Typhoon Santi (international codename Nari) cut across Northern Luzon on Saturday, killing at least 13 people and cutting off electricity to more than two million people before heading out to the West Philippine Sea (South China Sea).
The typhoon is expected to be out of the Philippine Area of Responsibility Sunday, but weather forecasters said a tropical depression in the Pacific Ocean has developed into a storm and may enter the country tomorrow. It will be named Tino once it is inside the PAR.
The Philippine Atmospheric, Geophysical, and Astronomical Services Administration (Pagasa) said it is not likely that the two storms will merge.
Santi, the strongest storm to hit Central Luzon in 25 years, damaged crops and infrastructure in the hardest-hit provinces of Nueva Ecija, Aurora, Zambales and Bulacan.
The typhoon, packing winds of 150 kilometers per hour, slammed into Aurora before midnight Saturday, ripping roofs off buildings, toppling trees and pylons as it cut a westward swathe through the farming regions of the main island of Luzon, officials said.
“While there were relatively few casualties, a lot of areas are still flooded,” Eduardo del Rosario, head of the National Disaster Risk Reduction and Management Council (NDRRMC) told a news conference.
Witnesses in the coastal town of Baler, near where Nari made landfall, said many large trees had been felled and clean-up crews with chainsaws were clearing the roads.

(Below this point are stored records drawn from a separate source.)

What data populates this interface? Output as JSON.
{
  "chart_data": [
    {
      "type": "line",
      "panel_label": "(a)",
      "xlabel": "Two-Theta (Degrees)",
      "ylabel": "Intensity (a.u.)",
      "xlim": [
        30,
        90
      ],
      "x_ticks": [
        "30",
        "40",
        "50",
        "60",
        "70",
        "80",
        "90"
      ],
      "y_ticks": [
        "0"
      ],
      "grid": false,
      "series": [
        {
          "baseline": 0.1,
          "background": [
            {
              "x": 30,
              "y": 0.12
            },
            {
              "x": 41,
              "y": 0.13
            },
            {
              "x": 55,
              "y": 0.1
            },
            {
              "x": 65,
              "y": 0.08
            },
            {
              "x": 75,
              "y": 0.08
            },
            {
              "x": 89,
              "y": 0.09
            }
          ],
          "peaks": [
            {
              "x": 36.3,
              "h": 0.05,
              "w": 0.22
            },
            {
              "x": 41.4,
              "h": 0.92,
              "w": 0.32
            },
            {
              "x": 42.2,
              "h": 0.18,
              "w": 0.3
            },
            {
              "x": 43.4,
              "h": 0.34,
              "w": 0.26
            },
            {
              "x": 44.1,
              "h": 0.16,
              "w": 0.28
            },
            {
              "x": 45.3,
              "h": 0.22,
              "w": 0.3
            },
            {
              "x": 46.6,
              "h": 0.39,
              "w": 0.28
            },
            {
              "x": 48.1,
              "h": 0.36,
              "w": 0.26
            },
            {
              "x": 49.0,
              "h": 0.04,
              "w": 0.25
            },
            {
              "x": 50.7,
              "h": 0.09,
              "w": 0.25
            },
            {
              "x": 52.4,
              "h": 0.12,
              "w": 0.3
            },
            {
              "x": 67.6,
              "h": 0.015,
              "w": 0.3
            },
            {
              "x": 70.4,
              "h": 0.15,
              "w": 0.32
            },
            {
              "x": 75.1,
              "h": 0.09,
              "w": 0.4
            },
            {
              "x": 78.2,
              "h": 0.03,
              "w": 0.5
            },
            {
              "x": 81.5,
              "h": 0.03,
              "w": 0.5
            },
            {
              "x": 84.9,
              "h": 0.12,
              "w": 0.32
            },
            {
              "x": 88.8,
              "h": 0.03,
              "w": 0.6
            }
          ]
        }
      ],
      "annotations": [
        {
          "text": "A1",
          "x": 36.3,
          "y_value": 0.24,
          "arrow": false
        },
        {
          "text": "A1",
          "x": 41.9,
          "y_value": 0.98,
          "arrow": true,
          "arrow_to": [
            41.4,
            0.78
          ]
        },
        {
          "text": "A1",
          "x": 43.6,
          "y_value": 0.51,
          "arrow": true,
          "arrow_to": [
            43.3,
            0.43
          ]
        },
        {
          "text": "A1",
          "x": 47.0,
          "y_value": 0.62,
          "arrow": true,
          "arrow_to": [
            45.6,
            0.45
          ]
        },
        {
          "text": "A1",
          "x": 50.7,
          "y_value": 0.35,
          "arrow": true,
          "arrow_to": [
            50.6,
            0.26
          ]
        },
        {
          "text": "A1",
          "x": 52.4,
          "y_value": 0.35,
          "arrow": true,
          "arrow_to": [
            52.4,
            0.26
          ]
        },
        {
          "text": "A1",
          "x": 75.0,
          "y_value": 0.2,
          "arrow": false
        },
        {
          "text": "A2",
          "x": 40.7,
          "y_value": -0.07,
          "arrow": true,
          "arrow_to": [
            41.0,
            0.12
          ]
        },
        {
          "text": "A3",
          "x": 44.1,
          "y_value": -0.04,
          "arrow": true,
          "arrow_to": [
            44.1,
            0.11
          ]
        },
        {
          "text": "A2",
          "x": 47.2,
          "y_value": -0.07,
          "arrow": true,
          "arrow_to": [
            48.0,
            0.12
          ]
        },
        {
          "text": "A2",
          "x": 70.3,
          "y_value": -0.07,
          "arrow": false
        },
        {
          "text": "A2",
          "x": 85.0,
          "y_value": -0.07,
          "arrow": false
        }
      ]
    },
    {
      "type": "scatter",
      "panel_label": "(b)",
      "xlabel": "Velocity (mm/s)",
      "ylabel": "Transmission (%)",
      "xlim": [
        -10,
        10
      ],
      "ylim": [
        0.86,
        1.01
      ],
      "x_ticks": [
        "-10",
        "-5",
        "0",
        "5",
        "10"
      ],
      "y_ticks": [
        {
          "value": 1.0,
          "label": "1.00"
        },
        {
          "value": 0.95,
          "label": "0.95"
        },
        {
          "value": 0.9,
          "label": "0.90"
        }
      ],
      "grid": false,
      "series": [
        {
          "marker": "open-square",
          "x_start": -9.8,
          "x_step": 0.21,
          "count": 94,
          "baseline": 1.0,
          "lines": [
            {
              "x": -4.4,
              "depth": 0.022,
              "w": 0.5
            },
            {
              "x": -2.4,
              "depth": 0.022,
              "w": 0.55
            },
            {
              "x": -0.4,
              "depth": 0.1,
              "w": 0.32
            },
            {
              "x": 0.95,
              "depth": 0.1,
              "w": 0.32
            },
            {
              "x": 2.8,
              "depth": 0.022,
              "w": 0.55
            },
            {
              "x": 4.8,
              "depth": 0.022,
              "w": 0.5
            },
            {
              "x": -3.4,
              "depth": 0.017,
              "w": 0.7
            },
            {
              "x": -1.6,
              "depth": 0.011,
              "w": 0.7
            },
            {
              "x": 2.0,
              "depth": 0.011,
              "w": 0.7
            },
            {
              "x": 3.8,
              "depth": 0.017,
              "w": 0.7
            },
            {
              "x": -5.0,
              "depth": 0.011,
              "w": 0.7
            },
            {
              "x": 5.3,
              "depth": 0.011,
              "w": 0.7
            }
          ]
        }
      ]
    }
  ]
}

Government clerk Glenn Diwa, 34, said she and her husband spent a sleepless night as the typhoon roared through the town of Capas, Tarlac.
“It started close to midnight and lasted three hours. The wind was very strong and there was a whistling sound. After a while we heard torn roofing sheets clattering across the yard,” she told AFP.
As Santi moved inland, dumping rain, a wall of mud fell on a police barracks near the town of Magalang in Pampanga, killing an officer awaiting deployment to rescue typhoon victims, the civil defense office in the region said.
Elsewhere in Central Luzon, an old woman and four minors were crushed to death when trees crashed onto two houses and a vehicle, while the wall of a school collapsed and crushed an old man to death.
Another man was electrocuted by a loose power line while yet another died of a heart attack.
Two children and an elderly person drowned in Bulacan, which suffered widespread flooding, according to Governor Wilhelmino Alvarado.
Soldiers, police, and local government workers used military trucks to rescue residents in flooded communities across the towns of San Miguel and Minalin, also in Pampanga.
“The wind picked up very quickly, very dramatically. We had the wind coming right off the ocean for four hours,” said one witness on the east coast.
The typhoon caused power interruptions in the provinces of Cagayan, Quirino, Aurora, Nueva Vizcaya and Isabela.
Nueva Ecija Gov. Aurelio Umali said motorists cannot go enter or leave the province because of toppled trees and electric posts.
Umali appealed for more heavy equipment to hasten road clearing operations.
”We are intensifying our clearing operations so that motorists can pass through. Hundreds of motorists and passengers were stranded since last night,” he said.
In the towns of San Miguel and San Ildefonso in Bulacan, residents clamber up their rooftops as floodwaters rose.
Alvarado said that although the floods have subsided, some towns were still in waist-deep floodwaters.
A farmer and a woman on separate motorbikes were nearly swept away and had to be pulled back to safety by policemen when they tried to cross a street that had turned into a raging river.
Farmer Frankie Garcia, 30 said he had been forced to butcher one of his pigs after it fell ill from exposure to the rain and wanted to cross the streaming floodwaters to take some of the pork to his relatives.
“I needed to reach the other side soon, otherwise the meat would spoil,” he said.
The typhoon blacked out 37 towns and cities across the region.
Road and utility crews were out clearing roads and restoring power, but it could take up to two days before electricity is restored and major highways are reopened to traffic, Nigel Lontoc, a disaster official for the region, said.
A total of 2.1 million people live in the areas now without electricity.
Four people were listed as missing, including a fisherman on the country’s east coast who had been sleeping in his boat that was swept out to sea.
Three fishermen—Andres Timuat, 42, Edilberto Arcilla, 55 and Jose Burac, 58—were reported missing.
About 3,000 people moved into government-run shelters amid warnings their communities could be hit by flooding and landslides, Lontoc said.
The typhoon spared Metro Manila, which had been warned on Friday about possible widespread flooding.